Truffa dei diamanti

Si parla tanto di Vasco Rossi, ma nessuno s’interessa di chi ha davvero perso tutto.

Truffa dei diamanti
di Vincenzo Imperatore
(da www.ilfattoquotidiano.it, 21 febbraio 2019)

spessore(2), impegno(1), disimpegno(2)

Ci sono frasi insopportabili, quelle che solo a sentirle ci urtano. Tra queste, una è la classica “Io l’avevo detto!”. Che fastidio.

Eppure oggi mi tocca dirlo, io l’avevo detto e, ancora, io so e ho le prove perché di insopportabile in giro c’è molto di più: ci sono quelli che ti stringono la mano con la destra e nella sinistra tengono una pietra, ci sono quelli che guardano i dati anagrafici degli sfregiati e scelgono di raccontare le storie solo di quelli più conosciuti, dimenticandosi troppo spesso delle vittime più deboli, di quelli cioè che più avrebbero bisogno di essere ascoltati e difesi. Ed è proprio a loro che io voglio dare voce.
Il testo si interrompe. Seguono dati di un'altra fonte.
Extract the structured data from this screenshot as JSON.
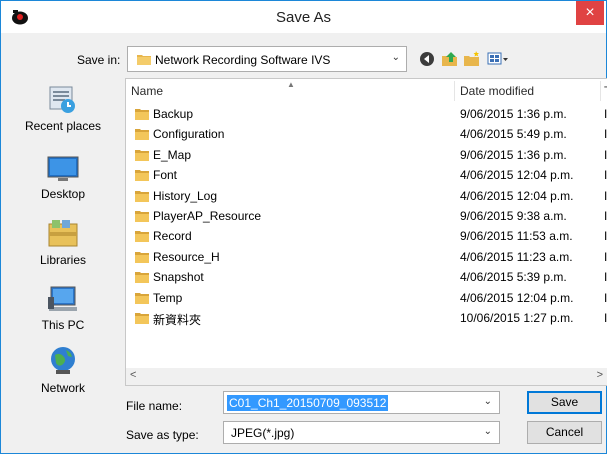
{
  "window": {
    "title": "Save As",
    "close_glyph": "×"
  },
  "toolbar": {
    "save_in_label": "Save in:",
    "save_in_value": "Network Recording Software IVS",
    "icons": [
      "back-icon",
      "up-folder-icon",
      "new-folder-icon",
      "views-menu-icon"
    ]
  },
  "places": [
    {
      "label": "Recent places",
      "icon": "recent-places-icon"
    },
    {
      "label": "Desktop",
      "icon": "desktop-icon"
    },
    {
      "label": "Libraries",
      "icon": "libraries-icon"
    },
    {
      "label": "This PC",
      "icon": "this-pc-icon"
    },
    {
      "label": "Network",
      "icon": "network-icon"
    }
  ],
  "filelist": {
    "columns": {
      "name": "Name",
      "date": "Date modified",
      "type": "T"
    },
    "rows": [
      {
        "name": "Backup",
        "date": "9/06/2015 1:36 p.m.",
        "trunc": "I"
      },
      {
        "name": "Configuration",
        "date": "4/06/2015 5:49 p.m.",
        "trunc": "I"
      },
      {
        "name": "E_Map",
        "date": "9/06/2015 1:36 p.m.",
        "trunc": "I"
      },
      {
        "name": "Font",
        "date": "4/06/2015 12:04 p.m.",
        "trunc": "I"
      },
      {
        "name": "History_Log",
        "date": "4/06/2015 12:04 p.m.",
        "trunc": "I"
      },
      {
        "name": "PlayerAP_Resource",
        "date": "9/06/2015 9:38 a.m.",
        "trunc": "I"
      },
      {
        "name": "Record",
        "date": "9/06/2015 11:53 a.m.",
        "trunc": "I"
      },
      {
        "name": "Resource_H",
        "date": "4/06/2015 11:23 a.m.",
        "trunc": "I"
      },
      {
        "name": "Snapshot",
        "date": "4/06/2015 5:39 p.m.",
        "trunc": "I"
      },
      {
        "name": "Temp",
        "date": "4/06/2015 12:04 p.m.",
        "trunc": "I"
      },
      {
        "name": "新資料夾",
        "date": "10/06/2015 1:27 p.m.",
        "trunc": "I"
      }
    ],
    "scroll_left": "<",
    "scroll_right": ">"
  },
  "form": {
    "file_name_label": "File name:",
    "file_name_value": "C01_Ch1_20150709_093512",
    "save_as_type_label": "Save as type:",
    "save_as_type_value": "JPEG(*.jpg)"
  },
  "buttons": {
    "save": "Save",
    "cancel": "Cancel"
  },
  "colors": {
    "accent": "#0078d7",
    "selection": "#3399ff",
    "close": "#e04343",
    "folder": "#e8b64c"
  }
}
Ma partiamo dal fatto, perché chi perde le staffe (io nel mentre scrivo) rischia di essere lungo e incoerente.

È notizia di questi giorni che l’inchiesta sulla presunta truffa (la chiamano ancora presunta) dei diamanti si allarga tanto da perdere contorni e confini. Escono fuori i nomi delle banche e i nomi dei clienti, solo quelli eccellenti, come Vasco Rossi, Federica Panicucci, Simona Tagli, Diana Bracco.
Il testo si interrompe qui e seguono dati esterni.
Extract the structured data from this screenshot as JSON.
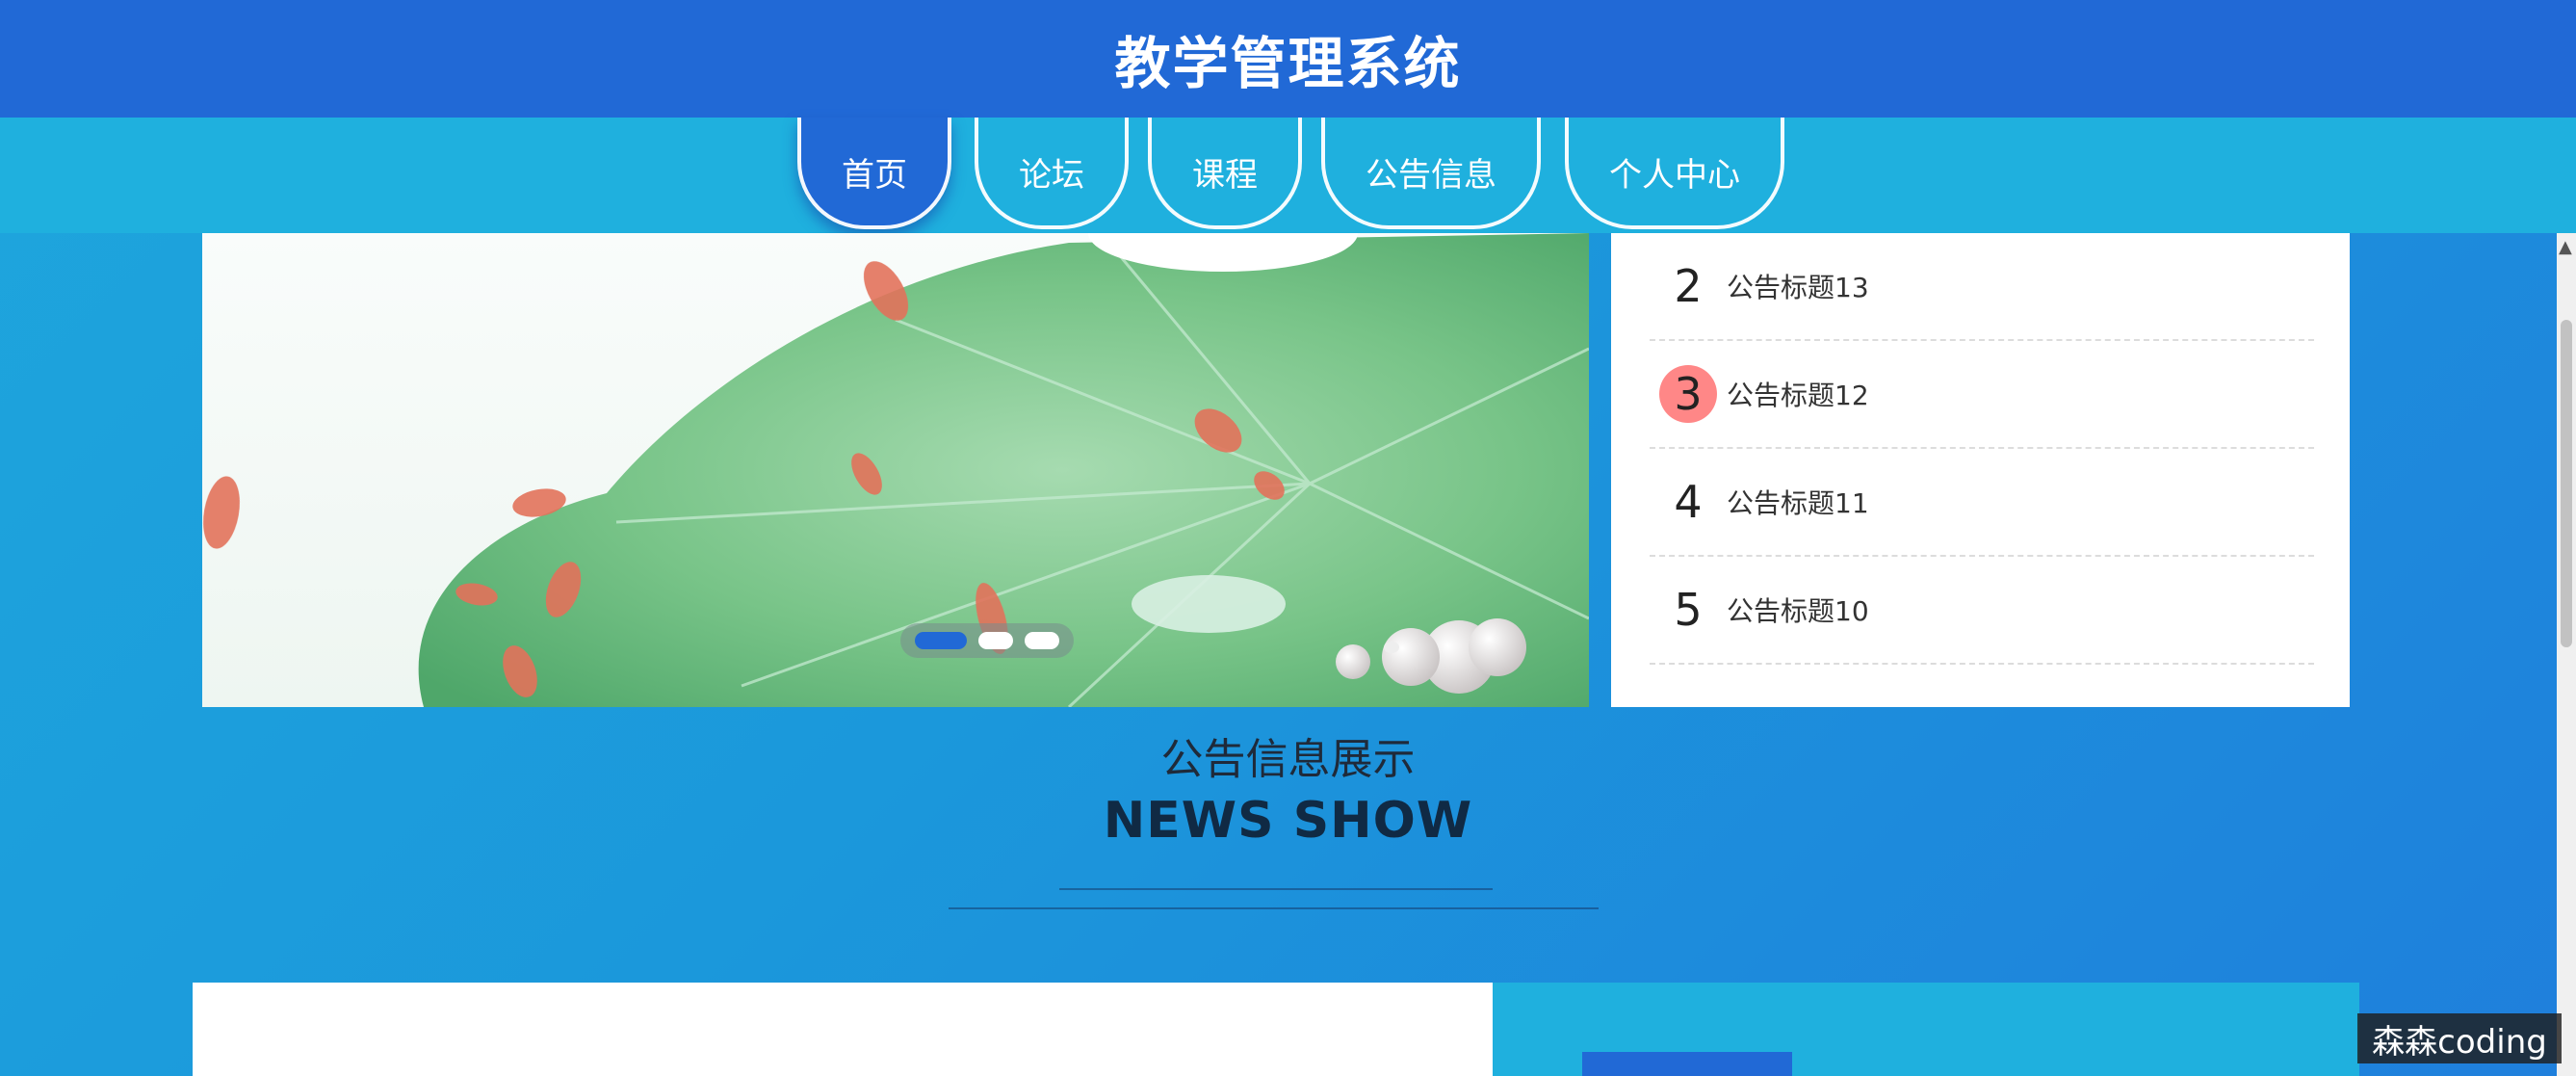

La Guardia di Finanza sequestra circa 700 milioni di euro. Bpm, Banca Aletti, Unicredit (ma davvero?), Intesa e Mps risultano indagate. Tra il 2012 e il 2016 due società, Idb e Dpi, avrebbero (avrebbero?) venduto, attraverso intermediazione, diamanti ad un prezzo superiore, di molto, al reale valore.

Tutto vero? Quasi tutto! Quel “quasi” si riferisce al fatto che la truffa è iniziata nel 2000, come testimoniano le circolari della banca presso la quale ho lavorato per 22 anni. E quindi la platea dei truffati si allarga. Come mai l’indagine si riferisce solo al periodo 2012-2016? I truffati ante 2012 sono di serie B?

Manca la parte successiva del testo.